Exit fee ban won't help borrowers

By webmaster 17 February 2011 | 1 minute read

The government’s plans to ban mortgage exit fees have been criticised by the mortgage industry.

Phil Naylor, CEO of the Mortgage and Finance Association of Australia (MFAA), said the ban was a knee-jerk reaction which would do more harm than good.

"What the government is doing now is lunacy - catching a quick 10 second grab (banning exit fees sounds good at first glance) - at the expense of the Australian public."

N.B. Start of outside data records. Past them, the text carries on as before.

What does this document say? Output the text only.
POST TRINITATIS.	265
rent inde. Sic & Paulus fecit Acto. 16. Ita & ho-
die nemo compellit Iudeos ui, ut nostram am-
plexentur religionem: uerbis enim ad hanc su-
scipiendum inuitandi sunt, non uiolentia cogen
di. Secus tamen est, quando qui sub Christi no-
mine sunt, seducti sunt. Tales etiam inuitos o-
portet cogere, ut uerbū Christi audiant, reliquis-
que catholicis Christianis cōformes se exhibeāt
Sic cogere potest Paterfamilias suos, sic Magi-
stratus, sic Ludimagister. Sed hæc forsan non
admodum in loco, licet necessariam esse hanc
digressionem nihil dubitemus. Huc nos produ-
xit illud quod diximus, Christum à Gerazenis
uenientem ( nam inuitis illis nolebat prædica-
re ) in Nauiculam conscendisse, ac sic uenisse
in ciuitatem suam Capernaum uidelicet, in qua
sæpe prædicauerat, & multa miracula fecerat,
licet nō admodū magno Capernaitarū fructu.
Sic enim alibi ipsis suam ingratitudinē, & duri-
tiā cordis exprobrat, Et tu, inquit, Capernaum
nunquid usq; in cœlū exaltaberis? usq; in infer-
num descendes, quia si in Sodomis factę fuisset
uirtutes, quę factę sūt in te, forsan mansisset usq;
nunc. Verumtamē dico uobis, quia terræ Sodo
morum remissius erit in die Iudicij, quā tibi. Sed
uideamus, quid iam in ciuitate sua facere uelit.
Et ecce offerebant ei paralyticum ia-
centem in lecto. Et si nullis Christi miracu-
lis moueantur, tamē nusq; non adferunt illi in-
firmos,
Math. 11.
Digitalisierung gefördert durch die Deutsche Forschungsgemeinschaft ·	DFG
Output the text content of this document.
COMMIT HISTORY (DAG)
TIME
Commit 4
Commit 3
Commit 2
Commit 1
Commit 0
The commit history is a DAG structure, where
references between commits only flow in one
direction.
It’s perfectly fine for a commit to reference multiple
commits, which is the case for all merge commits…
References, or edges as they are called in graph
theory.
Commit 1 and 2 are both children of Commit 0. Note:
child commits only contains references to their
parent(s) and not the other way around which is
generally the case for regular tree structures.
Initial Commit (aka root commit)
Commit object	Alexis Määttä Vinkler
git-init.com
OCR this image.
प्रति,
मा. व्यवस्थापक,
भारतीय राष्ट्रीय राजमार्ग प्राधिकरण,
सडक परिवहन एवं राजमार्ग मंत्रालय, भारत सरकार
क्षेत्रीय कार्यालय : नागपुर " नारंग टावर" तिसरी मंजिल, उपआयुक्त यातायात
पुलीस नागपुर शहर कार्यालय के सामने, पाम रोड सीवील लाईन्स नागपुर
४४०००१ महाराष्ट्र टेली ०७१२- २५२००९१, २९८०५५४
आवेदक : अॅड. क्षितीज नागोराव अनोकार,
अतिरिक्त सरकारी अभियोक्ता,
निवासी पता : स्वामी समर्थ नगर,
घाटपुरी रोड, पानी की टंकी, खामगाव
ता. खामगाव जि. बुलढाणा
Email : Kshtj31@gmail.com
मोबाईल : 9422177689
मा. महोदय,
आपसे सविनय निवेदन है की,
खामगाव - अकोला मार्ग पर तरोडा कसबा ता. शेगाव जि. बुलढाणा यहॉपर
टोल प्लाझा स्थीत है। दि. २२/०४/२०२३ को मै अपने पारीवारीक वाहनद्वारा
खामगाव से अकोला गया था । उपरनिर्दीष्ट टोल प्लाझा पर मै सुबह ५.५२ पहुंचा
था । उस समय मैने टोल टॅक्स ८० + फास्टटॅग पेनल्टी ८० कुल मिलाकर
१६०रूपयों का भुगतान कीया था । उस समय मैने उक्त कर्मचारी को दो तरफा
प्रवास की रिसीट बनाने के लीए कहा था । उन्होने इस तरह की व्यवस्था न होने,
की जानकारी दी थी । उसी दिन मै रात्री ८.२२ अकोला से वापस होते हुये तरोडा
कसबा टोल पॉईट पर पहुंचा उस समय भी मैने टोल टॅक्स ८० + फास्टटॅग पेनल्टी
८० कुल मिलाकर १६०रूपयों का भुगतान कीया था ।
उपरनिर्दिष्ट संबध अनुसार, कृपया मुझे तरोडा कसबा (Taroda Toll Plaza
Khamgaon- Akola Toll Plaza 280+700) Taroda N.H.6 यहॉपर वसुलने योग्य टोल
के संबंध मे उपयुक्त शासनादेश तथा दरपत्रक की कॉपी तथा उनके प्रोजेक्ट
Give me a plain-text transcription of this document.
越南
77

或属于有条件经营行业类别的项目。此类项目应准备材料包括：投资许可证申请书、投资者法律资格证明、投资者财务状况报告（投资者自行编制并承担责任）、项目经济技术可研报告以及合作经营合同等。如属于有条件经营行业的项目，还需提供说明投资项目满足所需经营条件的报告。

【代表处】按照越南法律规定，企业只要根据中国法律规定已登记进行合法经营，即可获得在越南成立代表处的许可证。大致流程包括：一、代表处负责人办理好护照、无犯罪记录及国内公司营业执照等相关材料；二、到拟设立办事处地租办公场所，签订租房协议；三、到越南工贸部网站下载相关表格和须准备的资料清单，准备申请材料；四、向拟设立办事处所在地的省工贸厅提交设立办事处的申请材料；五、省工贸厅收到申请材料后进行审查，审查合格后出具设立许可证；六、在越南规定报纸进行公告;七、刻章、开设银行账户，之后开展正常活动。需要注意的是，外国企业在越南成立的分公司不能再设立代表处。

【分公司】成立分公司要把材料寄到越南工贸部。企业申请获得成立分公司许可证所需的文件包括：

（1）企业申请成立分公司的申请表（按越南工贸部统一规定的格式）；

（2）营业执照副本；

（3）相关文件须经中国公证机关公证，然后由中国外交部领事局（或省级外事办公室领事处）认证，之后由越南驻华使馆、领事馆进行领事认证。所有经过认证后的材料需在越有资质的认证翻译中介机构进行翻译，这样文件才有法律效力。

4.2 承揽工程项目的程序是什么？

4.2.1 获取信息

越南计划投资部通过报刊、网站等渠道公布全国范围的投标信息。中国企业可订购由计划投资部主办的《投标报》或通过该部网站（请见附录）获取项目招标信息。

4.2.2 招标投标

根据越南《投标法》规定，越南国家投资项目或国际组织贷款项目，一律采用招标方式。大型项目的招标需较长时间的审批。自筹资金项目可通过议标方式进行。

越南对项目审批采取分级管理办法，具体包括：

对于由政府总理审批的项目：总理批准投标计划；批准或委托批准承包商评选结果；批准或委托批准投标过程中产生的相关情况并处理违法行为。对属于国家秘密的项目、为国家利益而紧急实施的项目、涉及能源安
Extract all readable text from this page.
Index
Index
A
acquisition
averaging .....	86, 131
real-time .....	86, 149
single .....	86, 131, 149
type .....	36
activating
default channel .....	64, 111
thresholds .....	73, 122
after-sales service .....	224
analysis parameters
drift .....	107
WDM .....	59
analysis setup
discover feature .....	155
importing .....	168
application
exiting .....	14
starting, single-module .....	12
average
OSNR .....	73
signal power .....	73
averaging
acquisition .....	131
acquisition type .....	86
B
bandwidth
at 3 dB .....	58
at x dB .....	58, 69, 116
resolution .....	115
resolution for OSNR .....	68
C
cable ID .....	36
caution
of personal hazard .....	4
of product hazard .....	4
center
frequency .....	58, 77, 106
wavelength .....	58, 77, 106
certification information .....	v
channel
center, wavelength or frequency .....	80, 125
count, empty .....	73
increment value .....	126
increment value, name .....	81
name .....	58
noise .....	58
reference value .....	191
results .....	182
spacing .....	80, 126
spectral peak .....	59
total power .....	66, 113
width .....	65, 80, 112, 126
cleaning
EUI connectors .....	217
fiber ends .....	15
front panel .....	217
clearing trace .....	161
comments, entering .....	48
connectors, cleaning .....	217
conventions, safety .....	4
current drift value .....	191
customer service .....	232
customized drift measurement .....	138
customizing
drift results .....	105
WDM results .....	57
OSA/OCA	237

"Nobody has advanced one good reason for banning exit fees, and so this initiative is playing on cheap headlines without understanding how the mortgage industry works. “

Mortgage exit fees were introduced in the 1990s, as a means of offering borrowers reduced interest rates. According to the MFAA, if exit fees are banned, borrowing will become harder, particularly for first home buyers and those with small deposits because costs previously carried by lenders will need to be charged upfront.

Paul Ryan, CEO of Intouch Home Loans, said exit fees weren’t the biggest barrier to borrowers refinancing.

"The government seems to be fixated on exit fees as being the major deterrent to why consumers are unable to refinance to a lower rate," he said.

"This isn't the case. The real elephant in the room is the double payment of mortgage insurance a customer is subjected to any time they look to borrow above the 80 per cent of the property value."